Quand est-ce que Felice a été attiré par le football?
Pasquale Mazzù :«Au début, il aimait surtout le cyclisme et le coureur italien Felice Gimondi. Un jour, il a voulu un vélo de course mais à cette époque, je ne gagnais que 22 francs de l’heure. Ma femme et moi avons fait des économies pour lui acheter son vélo… puis il a voulu passer au football. Il était tout le temps dehors avec son ballon de foot, pas très loin de la maison.»
Felice Mazzù :«Il y a une vingtaine d’années, les terrains d’entraînement du Sporting Charleroi étaient à 500 mètres d’ici, au Stade Jonet. C’est là-bas que je passais la plupart de mon temps.»

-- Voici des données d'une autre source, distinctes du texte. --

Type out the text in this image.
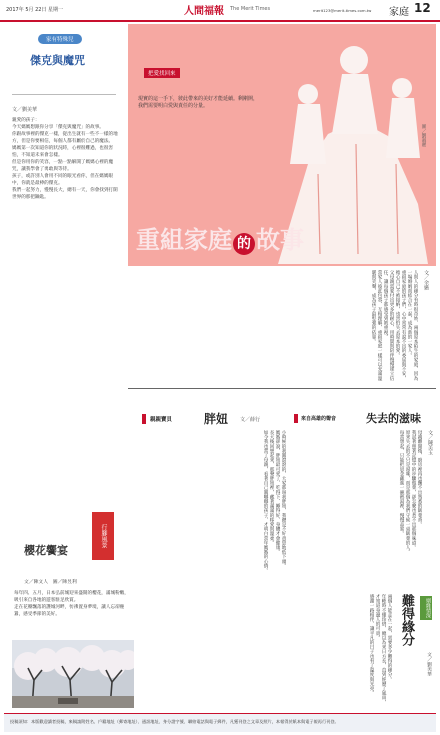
2017年 5月 22日 星期一	人間福報 The Merit Times	merit123@merit-times.com.tw 家庭 12
家有特殊兒
傑克與魔咒
文／劉美華
親愛的孩子：
今天媽媽想跟你分享「傑克與魔咒」的故事。
你跟故事裡的傑克一樣，從出生就有一些不一樣的地方，但是你要相信，每個人都有屬於自己的魔法。
媽媽第一次知道你的狀況時，心裡很難過，也很害怕，不知道未來會怎樣。
但是你用你的笑容，一點一點解開了媽媽心裡的魔咒，讓我學會了勇敢與等待。
孩子，或許別人會用不同的眼光看你，但在媽媽眼中，你就是最棒的傑克。
我們一起努力，慢慢長大，總有一天，你會找到打開世界的那把鑰匙。
櫻花饗宴
行腳風景
文／陳文人　圖／陳昱利
每年四、五月，日本弘前城迎來盛開的櫻花，滿城粉嫩，吸引來自各地的遊客駐足欣賞。
走在花瓣飄落的護城河畔，彷彿置身夢境，讓人忘卻塵囂，感受季節的美好。
把愛找回來
現實的這一手下，彼此帶來的美好才能延續。剩剛開，我們需要明白愛與責任的分量。
圖／劉淑麗
重組家庭 的 故事
文／余嬿
人與人的緣分有時很奇妙，兩個原本陌生的家庭，因為一場婚姻而結合在一起，成為新的一家人。
重組家庭的孩子們，心中常常有說不出的委屈與不安，擔心自己不被接納，也害怕失去原本的愛。
父母親需要付出更多的耐心，用時間與陪伴慢慢建立信任，讓每個孩子都感受到被重視。
當家人彼此包容、互相理解，重組家庭一樣可以充滿溫暖與笑聲，成為孩子最堅強的依靠。
親親寶貝	胖妞 文／薛行
小時候的我圓滾滾的，大家都叫我胖妞，我總是不好意思地低下頭。
媽媽卻說，胖妞最可愛了，吃得下、睡得好，身體才會健康。
長大後回想起來，那聲胖妞裡，藏著滿滿的疼愛與溫柔。
如今我也當了母親，看著自己圓嘟嘟的孩子，才明白當年媽媽的心情。
來自高雄的聲音	失去的滋味
文／陳美玉
母親離開後，廚房裡再也飄不出熟悉的飯菜香。
我試著照著記憶中的步驟做菜，卻怎麼也煮不出那個味道。
原來失去的不只是滋味，而是那個為我們守候一桌飯菜的人。
每當想起，只能把思念藏進一碗熱湯裡，慢慢品嘗。
姻緣情深
難得緣分
文／劉美華
兩個人能走在一起，需要多少難得的緣分。
年輕時不懂珍惜，總以為來日方長，直到經歷了風雨，才知道身邊人的可貴。
感謝一路相伴，讓平凡的日子也有了溫度與光亮。
投稿須知：本版歡迎讀者投稿，來稿請附姓名、戶籍地址（郵寄地址）、通訊地址、身分證字號、聯絡電話與電子郵件，凡獲刊登之文章及照片，本報得於紙本與電子報再行刊登。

P.M. :«Il voulait jouer au football mais il fallait de l’argent pour cela et encore faire des économies. Je me rappelle qu’un jour, il est rentré fâché du football. En dialecte wallon, je lui ai demandé : “Fiston qu’est-ce qu’il se passe?” Il m’a dit qu’il avait joué contre un adversaire qui devait être tenu par deux ou trois adversaires tellement il était fort. C’était Enzo Scifo.»
Quel était son caractère à cette époque?
P.M. :«C’était un bon garçon et c’est toujours le cas. Maintenant, il a beaucoup évolué et est même devenu le premier coach de Belgique (sourire). Cela me rend très fier. Toute la famille Mazzù est fière de la réussite de Felice. Surtout que ce n’est pas facile de devenir ce qu’il est devenu, connaissant notre histoire. Je vais vous expliquer d’où je viens.»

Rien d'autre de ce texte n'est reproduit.